First of all, there is literally a place in the sky known as the whirlpool. In the myth of Phaethon, the son of Apollo, he asked his father to let him drive the chariot of the sun across the sky. To make a long story short, Phaethon lost control of the chariot and was endangering the earth with incineration. To save the world, Zeus blasted the boy with a thunderbolt and his body plunged into the ocean and down the whirlpool. Phaethon was immortalized by being placed in the sky as the constellation Auriga the charioteer, just above the head of Orion. With the exactitude of detail you find in "technical mythology", Auriga is placed in the Milky Way, just north of where it crosses the ecliptic. The Sun was formerly considered to move along the Milky Way in "olden times", and this white streak across the sky became known as the scorched path left behind by Phaeton's joy ride, while the ecliptic is the "new" path of the Sun. At the foot of Orion, at the start of the river Eridanus that leads to the underworld is the "Zalos" or whirlpool, below the equator. At one level, this myth is the story of a changing of the ages and their gods because the path of the Sun had changed and a new order of the world had been established.

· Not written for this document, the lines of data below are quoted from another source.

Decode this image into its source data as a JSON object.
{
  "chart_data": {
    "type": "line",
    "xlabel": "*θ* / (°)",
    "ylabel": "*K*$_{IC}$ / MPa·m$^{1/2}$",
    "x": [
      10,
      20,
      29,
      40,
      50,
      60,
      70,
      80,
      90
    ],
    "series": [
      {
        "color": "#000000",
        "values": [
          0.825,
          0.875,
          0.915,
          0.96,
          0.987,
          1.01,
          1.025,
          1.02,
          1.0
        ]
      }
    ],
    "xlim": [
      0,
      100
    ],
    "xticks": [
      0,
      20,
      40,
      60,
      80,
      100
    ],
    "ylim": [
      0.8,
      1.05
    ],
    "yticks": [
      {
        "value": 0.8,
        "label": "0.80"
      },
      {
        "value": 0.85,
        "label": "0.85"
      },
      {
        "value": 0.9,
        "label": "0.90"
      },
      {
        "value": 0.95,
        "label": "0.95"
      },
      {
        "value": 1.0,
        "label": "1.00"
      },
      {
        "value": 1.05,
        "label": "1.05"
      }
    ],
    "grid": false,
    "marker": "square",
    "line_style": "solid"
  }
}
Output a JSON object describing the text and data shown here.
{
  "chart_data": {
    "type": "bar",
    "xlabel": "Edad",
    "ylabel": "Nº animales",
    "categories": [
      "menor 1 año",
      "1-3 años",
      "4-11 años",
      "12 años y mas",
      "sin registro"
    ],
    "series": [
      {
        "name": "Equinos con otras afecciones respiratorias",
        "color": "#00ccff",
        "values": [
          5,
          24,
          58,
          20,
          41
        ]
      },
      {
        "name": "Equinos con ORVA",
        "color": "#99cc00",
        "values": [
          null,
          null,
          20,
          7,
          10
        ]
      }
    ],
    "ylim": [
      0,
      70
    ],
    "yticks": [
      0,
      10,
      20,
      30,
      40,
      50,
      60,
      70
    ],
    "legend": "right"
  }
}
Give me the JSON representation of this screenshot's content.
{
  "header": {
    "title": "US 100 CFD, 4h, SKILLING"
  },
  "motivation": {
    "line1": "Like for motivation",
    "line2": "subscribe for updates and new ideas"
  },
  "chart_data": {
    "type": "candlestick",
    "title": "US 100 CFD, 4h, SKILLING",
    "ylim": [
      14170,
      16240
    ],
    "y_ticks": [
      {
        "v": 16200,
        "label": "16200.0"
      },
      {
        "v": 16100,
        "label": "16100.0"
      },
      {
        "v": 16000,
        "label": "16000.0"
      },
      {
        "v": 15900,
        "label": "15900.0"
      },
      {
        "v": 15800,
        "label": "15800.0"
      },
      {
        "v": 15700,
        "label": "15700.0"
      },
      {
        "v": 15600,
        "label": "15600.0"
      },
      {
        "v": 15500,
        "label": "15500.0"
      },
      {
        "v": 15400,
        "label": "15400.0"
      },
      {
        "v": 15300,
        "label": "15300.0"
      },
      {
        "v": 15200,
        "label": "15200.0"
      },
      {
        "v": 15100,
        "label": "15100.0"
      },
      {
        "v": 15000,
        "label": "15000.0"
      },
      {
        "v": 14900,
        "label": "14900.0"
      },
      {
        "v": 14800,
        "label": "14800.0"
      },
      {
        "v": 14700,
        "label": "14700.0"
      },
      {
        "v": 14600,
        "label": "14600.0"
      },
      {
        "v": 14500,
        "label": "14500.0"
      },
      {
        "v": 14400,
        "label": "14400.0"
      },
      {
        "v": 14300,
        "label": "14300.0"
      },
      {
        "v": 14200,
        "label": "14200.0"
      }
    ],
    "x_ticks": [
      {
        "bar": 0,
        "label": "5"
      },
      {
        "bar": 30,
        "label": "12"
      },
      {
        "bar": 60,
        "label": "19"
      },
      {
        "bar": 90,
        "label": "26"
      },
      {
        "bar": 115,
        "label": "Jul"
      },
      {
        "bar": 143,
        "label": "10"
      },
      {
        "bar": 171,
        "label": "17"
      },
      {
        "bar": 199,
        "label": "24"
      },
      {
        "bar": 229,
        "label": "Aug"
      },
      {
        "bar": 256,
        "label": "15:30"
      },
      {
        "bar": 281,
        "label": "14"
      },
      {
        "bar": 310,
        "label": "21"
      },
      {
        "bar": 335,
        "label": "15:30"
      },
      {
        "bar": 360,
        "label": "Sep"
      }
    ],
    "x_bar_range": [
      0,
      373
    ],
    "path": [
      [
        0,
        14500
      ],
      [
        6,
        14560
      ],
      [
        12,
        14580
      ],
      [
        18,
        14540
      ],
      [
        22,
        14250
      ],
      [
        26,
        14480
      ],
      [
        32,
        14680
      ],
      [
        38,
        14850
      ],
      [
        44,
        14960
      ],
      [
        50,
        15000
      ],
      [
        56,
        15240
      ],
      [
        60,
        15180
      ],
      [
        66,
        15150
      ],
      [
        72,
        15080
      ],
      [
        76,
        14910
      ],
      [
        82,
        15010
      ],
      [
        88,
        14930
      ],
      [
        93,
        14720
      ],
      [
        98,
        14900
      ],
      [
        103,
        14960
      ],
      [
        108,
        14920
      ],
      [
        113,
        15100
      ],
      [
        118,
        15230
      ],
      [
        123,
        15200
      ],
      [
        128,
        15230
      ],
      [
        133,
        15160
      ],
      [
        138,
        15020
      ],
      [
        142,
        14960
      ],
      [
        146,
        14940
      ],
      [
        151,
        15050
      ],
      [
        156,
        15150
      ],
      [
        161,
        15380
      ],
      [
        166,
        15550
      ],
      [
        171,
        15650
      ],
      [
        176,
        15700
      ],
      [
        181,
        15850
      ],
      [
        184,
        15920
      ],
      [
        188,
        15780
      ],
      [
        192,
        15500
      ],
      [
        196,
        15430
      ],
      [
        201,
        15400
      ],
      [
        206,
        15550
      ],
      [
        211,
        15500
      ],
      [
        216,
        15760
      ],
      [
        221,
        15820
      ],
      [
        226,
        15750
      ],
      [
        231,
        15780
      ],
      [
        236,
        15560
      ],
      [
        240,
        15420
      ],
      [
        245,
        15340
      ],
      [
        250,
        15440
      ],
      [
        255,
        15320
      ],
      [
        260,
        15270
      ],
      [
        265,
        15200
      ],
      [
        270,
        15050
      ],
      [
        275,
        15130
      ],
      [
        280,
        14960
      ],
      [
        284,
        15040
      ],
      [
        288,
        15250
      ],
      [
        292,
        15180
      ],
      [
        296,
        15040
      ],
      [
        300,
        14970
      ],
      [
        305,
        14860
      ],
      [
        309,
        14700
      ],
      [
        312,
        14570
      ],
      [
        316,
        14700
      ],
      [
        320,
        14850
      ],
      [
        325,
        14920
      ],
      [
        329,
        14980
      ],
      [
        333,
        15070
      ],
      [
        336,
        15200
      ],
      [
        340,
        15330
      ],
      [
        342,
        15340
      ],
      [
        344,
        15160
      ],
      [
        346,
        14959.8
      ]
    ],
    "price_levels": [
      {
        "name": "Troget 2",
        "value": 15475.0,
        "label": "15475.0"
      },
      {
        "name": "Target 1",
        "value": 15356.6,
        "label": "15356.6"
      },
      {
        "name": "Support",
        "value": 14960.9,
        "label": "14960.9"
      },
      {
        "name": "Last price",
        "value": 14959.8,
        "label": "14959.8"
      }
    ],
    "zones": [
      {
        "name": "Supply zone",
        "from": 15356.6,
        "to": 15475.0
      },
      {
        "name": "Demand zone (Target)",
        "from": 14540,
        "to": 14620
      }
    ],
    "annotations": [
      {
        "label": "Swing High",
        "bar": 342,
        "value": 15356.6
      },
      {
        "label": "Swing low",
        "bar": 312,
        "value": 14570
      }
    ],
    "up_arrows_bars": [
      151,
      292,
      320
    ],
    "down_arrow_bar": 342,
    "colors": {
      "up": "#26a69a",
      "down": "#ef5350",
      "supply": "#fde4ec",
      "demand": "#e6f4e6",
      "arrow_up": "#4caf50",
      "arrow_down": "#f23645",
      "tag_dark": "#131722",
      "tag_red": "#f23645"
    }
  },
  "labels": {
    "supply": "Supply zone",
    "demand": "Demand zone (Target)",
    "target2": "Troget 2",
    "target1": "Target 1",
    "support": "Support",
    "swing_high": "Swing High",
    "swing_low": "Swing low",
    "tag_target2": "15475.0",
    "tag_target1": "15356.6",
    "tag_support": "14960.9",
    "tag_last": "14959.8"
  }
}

Alternatively, the northern hemisphere was the dry land and the southern hemisphere was the ocean or the underworld, making the equator the mythic equivalent of sea level. When a star would precess past the vernal equinox and cross the equator, it was said to emerge onto dry land. When it headed south past the fall equinox, it fell into the whirlpool. Many mythological references can be understood in this context.
More commonly, however, the whirlpool was associated with the phenomenon of the heliacal rise. A star or planet was in heliacal rise when it appeared above the eastern horizon just before the Sun rose and blotted out the night sky. Particularly important were the stars and constellations that rose heliacally when the Sun was at the equinoxes or solstices. Over time, as those stars precessed, they rose nearer and nearer to the Sun, eventually disappearing into the early dawn light and then moving below the horizon. This process was also known as falling into the whirlpool. In fact, it is one of the easiest observations for naked eye astronomers to make in order to verify the reality of precession and was most likely one of the ways precession was originally discovered.
(I'm reminded of a talk I heard as a kid by an astronomer from the University of Minnesota on the Star of Bethlehem, the "star" that the Magi "saw in the east" and followed to the Christ child. He traced the star to a conjunction of Jupiter and Saturn, known as "the King Star" to ancient astrologers, in the constellation Pisces, which was associated with the Jewish nation. The phrase "in the east" that appears in the Biblical story is a bad English translation of a dubious Greek translation from the original Aramaic text. The Aramaic word that was used was a technical astronomical term meaning heliacal rise, not the vague "in the east". With all this technical information the astronomer was able to precisely calculate what astronomical phenomena contributed to the Star of Bethlehem.)
Anyway, it can be confusing when astrologers talk of "stars disappearing", since it can mean many things. Reader beware!